Wednesday, October 20, 2010

CIA Admits To Mistake In "Vetting" Afghan Suicide-Bomber
10/20/2010 3:21 AM ET 

(RTTNews) - The U.S. Central Intelligence Agency (CIA) said Tuesday that it had failed in fully checking out the antecedents of a double agent who carried out a suicide-bomb attack on its forward operating base at Khowst in Afghanistan.
Seven CIA staffers were killed in the attack at the Chapman Base, the worst against American intelligence agencies since the 1983 bombing of the CIA station in Beirut which claimed 17 officers.


The official admission of insufficient "vetting procedure" is contained in a letter from CIA director Leon Panetta addressed to the staff of the agency.
It lists a range of slip-ups, including a major failure on the part of a CIA officer who failed to pass on a warning from the Jordanian intelligence about the attacker being a double agent.
Humam Khalil Abu-Mulal al-Balawi, who carried out the suicide attack this January, was a Jordanian national who was regarded as a "prized informant."


The CIA chief said a secret internal inquiry found that the information provided by al-Balawi was cross-checked, and CIA officials believed that he was a potential goldmine of information.
"He had confirmed access within extremist circles, making a covert relationship with him - if he was acting in good faith -potentially very productive.

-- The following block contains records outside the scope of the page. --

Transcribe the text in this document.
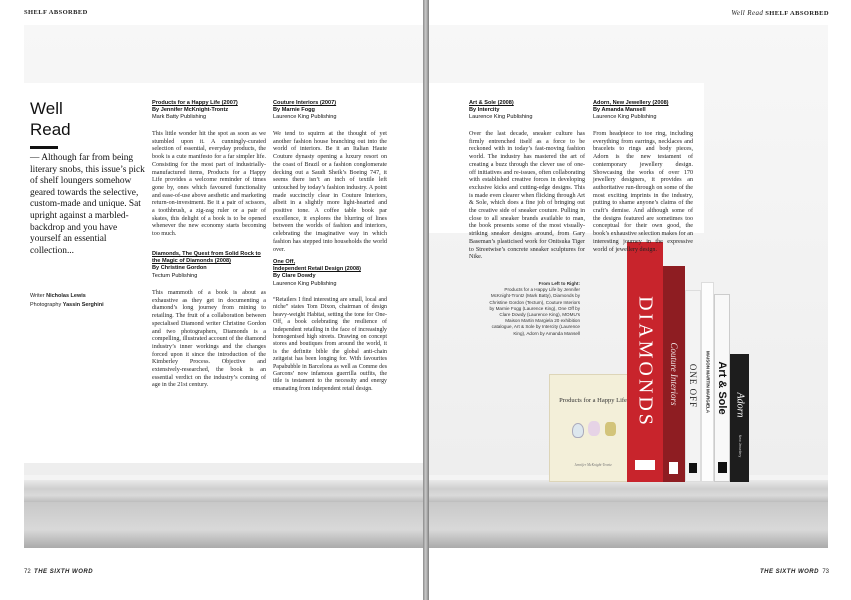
SHELF ABSORBED
Well
Read
— Although far from being literary snobs, this issue’s pick of shelf loungers somehow geared towards the selective, custom-made and unique. Sat upright against a marbled-backdrop and you have yourself an essential collection...
Writer Nicholas Lewis
Photography Yassin Serghini
Products for a Happy Life (2007)
By Jennifer McKnight-Trontz
Mark Batty Publishing
This little wonder hit the spot as soon as we stumbled upon it. A cunningly-curated selection of essential, everyday products, the book is a cute manifesto for a far simpler life. Consisting for the most part of industrially-manufactured items, Products for a Happy Life provides a welcome reminder of times gone by, ones which favoured functionality and ease-of-use above aesthetic and marketing return-on-investment. Be it a pair of scissors, a toothbrush, a zig-zag ruler or a pair of skates, this delight of a book is to be opened whenever the new economy starts becoming too much.
Diamonds, The Quest from Solid Rock to the Magic of Diamonds (2008)
By Christine Gordon
Tectum Publishing
This mammoth of a book is about as exhaustive as they get in documenting a diamond’s long journey from mining to retailing. The fruit of a collaboration between specialised Diamond writer Christine Gordon and two photographers, Diamonds is a compelling, illustrated account of the diamond industry’s inner workings and the changes forced upon it since the introduction of the Kimberley Process. Objective and extensively-researched, the book is an essential verdict on the industry’s coming of age in the 21st century.
Couture Interiors (2007)
By Marnie Fogg
Laurence King Publishing
We tend to squirm at the thought of yet another fashion house branching out into the world of interiors. Be it an Italian Haute Couture dynasty opening a luxury resort on the coast of Brazil or a fashion conglomerate decking out a Saudi Sheik’s Boeing 747, it seems there isn’t an inch of textile left untouched by today’s fashion industry. A point made succinctly clear in Couture Interiors, albeit in a slightly more light-hearted and positive tone. A coffee table book par excellence, it explores the blurring of lines between the worlds of fashion and interiors, celebrating the imaginative way in which fashion has stepped into households the world over.
One Off,
Independent Retail Design (2008)
By Clare Dowdy
Laurence King Publishing
“Retailers I find interesting are small, local and niche” states Tom Dixon, chairman of design heavy-weight Habitat, setting the tone for One-Off, a book celebrating the resilience of independent retailing in the face of increasingly homogenised high streets. Drawing on concept stores and boutiques from around the world, it is the definite bible the global anti-chain zeitgeist has been longing for. With favourites Papabubble in Barcelona as well as Comme des Garcons’ now infamous guerrilla outfits, the title is testament to the necessity and energy emanating from independent retail design.
72 THE SIXTH WORD
Well Read SHELF ABSORBED
Products for a Happy Life
Jennifer McKnight-Trontz
DIAMONDS Couture Interiors ONE OFF MAISON MARTIN MARGIELA Art & Sole Adorn
New Jewellery
Art & Sole (2008)
By Intercity
Laurence King Publishing
Over the last decade, sneaker culture has firmly entrenched itself as a force to be reckoned with in today’s fast-moving fashion world. The industry has mastered the art of creating a buzz through the clever use of one-off initiatives and re-issues, often collaborating with established creative forces in developing exclusive kicks and cutting-edge designs. This is made even clearer when flicking through Art & Sole, which does a fine job of bringing out the creative side of sneaker couture. Pulling in close to all sneaker brands available to man, the book presents some of the most visually-striking sneaker designs around, from Gary Baseman’s plasticised work for Onitsuka Tiger to Streetwise’s concrete sneaker sculptures for Nike.
Adorn, New Jewellery (2008)
By Amanda Mansell
Laurence King Publishing
From headpiece to toe ring, including everything from earrings, necklaces and bracelets to rings and body pieces, Adorn is the new testament of contemporary jewellery design. Showcasing the works of over 170 jewellery designers, it provides an authoritative run-through on some of the most exciting imprints in the industry, putting to shame anyone’s claims of the craft’s demise. And although some of the designs featured are sometimes too conceptual for their own good, the book’s exhaustive selection makes for an interesting journey in the expressive world of jewellery design.
From Left to Right:
Products for a Happy Life by Jennifer McKnight-Trontz (Mark Batty), Diamonds by Christine Gordon (Tectum), Couture Interiors by Marnie Fogg (Laurence King), One Off by Clare Dowdy (Laurence King), MOMU’s Maison Martin Margiela 20 exhibition catalogue, Art & Sole by Intercity (Laurence King), Adorn by Amanda Mansell
THE SIXTH WORD 73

But he had not rejected his terrorist roots," he wrote. Moreover, he said the internal inquiry highlighted several shortcomings regarding the agency's functioning.  However, Panetta refused to fix the blame on any particular individual or group, and ruled out penalizing anyone for the fatal error. Further he said the decision which led to al-Balawi's recruitment as an informant was influenced by a resolve to carry the mission to its logical conclusion.



A medical doctor by training, the 36-year-old al-Balawi was arrested by Jordanian intelligence officials a year before the attack on the CIA base. Later he is said to have been recruited by Jordanian intelligence and the CIA under the belief that he had renounced his extremist leanings.


In the wake of the Chapman incident, Arabic TV channels broadcast purported pictures of al-Balawi in the company of late Pakistani Taliban leader Hakimullah Mehsud, vowing to avenge the death of a former Taliban commander killed by Americans.